The Declarer (Floyd McWilliams' Blog)

Sunday, November 24, 2002


The Mercury News published two items on its opinion page today that made me smile. First was Ron Unz's letter to the editor:


I appreciated your running O. Ricardo Pimentel's rather ignorant and personally insulting column condemning my efforts to eradicate bilingual education throughout America (Opinion, Nov. 20). The column effectively illustrates the severe weaknesses of my opponents.

Pimentel casually remarks that ``the facts favor bilingual education,'' but he never explains just what facts he is considering. In California, the test scores of over a million immigrant students have roughly doubled in the four years since Proposition 227 mostly replaced bilingual education with English immersion, but they have shown relatively little improvement in those districts that stubbornly kept their bilingual programs. Although this has been enough to make an English immersion convert of the founder of the California Association of Bilingual Educators, perhaps Pimentel regards these results as pure coincidence.

More troubling are Pimentel's lack of basic journalistic skills. For example, the main theme of his column is that money almost totally dominates political campaigns, with the higher spending side supposedly winning a remarkably precise 97.1 percent of the time.

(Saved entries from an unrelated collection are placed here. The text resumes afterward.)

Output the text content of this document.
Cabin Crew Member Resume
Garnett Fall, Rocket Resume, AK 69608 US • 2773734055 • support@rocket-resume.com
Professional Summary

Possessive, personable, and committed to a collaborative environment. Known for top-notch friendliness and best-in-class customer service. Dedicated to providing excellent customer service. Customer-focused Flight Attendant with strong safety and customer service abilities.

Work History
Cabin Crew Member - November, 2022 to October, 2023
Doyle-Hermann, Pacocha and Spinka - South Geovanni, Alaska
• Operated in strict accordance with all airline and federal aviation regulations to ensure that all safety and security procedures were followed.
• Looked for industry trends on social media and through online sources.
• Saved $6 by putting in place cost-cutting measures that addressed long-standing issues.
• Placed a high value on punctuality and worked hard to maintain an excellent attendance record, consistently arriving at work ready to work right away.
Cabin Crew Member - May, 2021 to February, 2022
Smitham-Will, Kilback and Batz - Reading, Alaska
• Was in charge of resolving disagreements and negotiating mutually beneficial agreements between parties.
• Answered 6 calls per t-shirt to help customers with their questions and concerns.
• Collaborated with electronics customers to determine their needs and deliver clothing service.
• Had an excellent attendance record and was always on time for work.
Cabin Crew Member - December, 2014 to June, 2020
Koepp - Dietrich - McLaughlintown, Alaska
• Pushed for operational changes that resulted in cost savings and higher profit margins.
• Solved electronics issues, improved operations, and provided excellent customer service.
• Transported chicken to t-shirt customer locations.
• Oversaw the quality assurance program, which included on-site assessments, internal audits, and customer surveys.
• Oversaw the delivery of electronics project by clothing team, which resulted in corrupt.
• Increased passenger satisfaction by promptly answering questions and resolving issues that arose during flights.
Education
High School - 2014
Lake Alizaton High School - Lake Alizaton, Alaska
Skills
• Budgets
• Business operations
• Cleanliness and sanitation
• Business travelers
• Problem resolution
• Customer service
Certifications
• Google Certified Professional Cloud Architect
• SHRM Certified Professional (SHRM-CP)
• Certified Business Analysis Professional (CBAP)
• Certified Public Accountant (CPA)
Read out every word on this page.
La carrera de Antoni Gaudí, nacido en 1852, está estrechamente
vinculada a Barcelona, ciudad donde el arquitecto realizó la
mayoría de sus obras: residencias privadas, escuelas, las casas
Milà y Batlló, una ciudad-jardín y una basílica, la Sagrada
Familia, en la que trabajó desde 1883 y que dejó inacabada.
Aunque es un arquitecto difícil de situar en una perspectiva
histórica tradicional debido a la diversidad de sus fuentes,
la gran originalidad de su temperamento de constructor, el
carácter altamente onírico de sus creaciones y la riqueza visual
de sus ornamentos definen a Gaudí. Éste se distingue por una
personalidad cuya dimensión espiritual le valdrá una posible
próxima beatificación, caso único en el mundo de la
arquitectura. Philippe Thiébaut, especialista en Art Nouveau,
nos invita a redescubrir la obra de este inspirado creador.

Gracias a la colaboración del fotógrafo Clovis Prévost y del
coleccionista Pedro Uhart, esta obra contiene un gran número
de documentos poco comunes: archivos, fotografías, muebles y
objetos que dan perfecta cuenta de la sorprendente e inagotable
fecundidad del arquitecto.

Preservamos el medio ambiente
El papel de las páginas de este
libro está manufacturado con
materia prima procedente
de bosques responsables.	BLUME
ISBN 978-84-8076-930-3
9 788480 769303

As his central example, he claims that our English immersion initiative campaign in Arizona outspent its opposition by about a factor of two, resulting in our November 2000 victory.

If Pimentel had bothered spending even five minutes consulting the Web site of the Arizona secretary of state, he would have discovered that we were actually outspent in advertising by about $500,000 to $40,000 in that election, nevertheless winning by a 27-point landslide.

Similarly, he fails to note that just two weeks ago a nearly identical measure won by an even wider 36 point margin in liberal Massachusetts, despite our not spending a single dollar on advertising to counter the hundreds of thousands of dollars spent by our opposition.

Opinion columnists are entitled to voice their opinions. But when the facts they cite are riddled with complete error, their apparent journalistic laziness raises serious questions about their professionalism and hence the value of their writings.


Preach it, brother!

There was also a history of how the Proposition 13 tax revolt came to pass. This article was remarkable because it criticized Prop 13, but only obliquely. Hardly a week goes by without the Merc criticizing Prop 13 for depriving the state of California of much-needed tax dollars. You would think from reading the Merc that property taxes were California's only source of revenue, and that Prop 13 allowed each homeowner to send his jar of spare change to Sacramento.

In reality California is rapacious when collecting taxes. Anyone who has bought a home in the last decade is paying 1.1% on sky-high property values. Sales taxes are the highest I've ever seen -- 8.75% in most Bay Area counties. And there is an income tax with a top rate of 9.3%. California's government is awash in money. Of course it doesn't have as much as it "needs" -- no government ever does.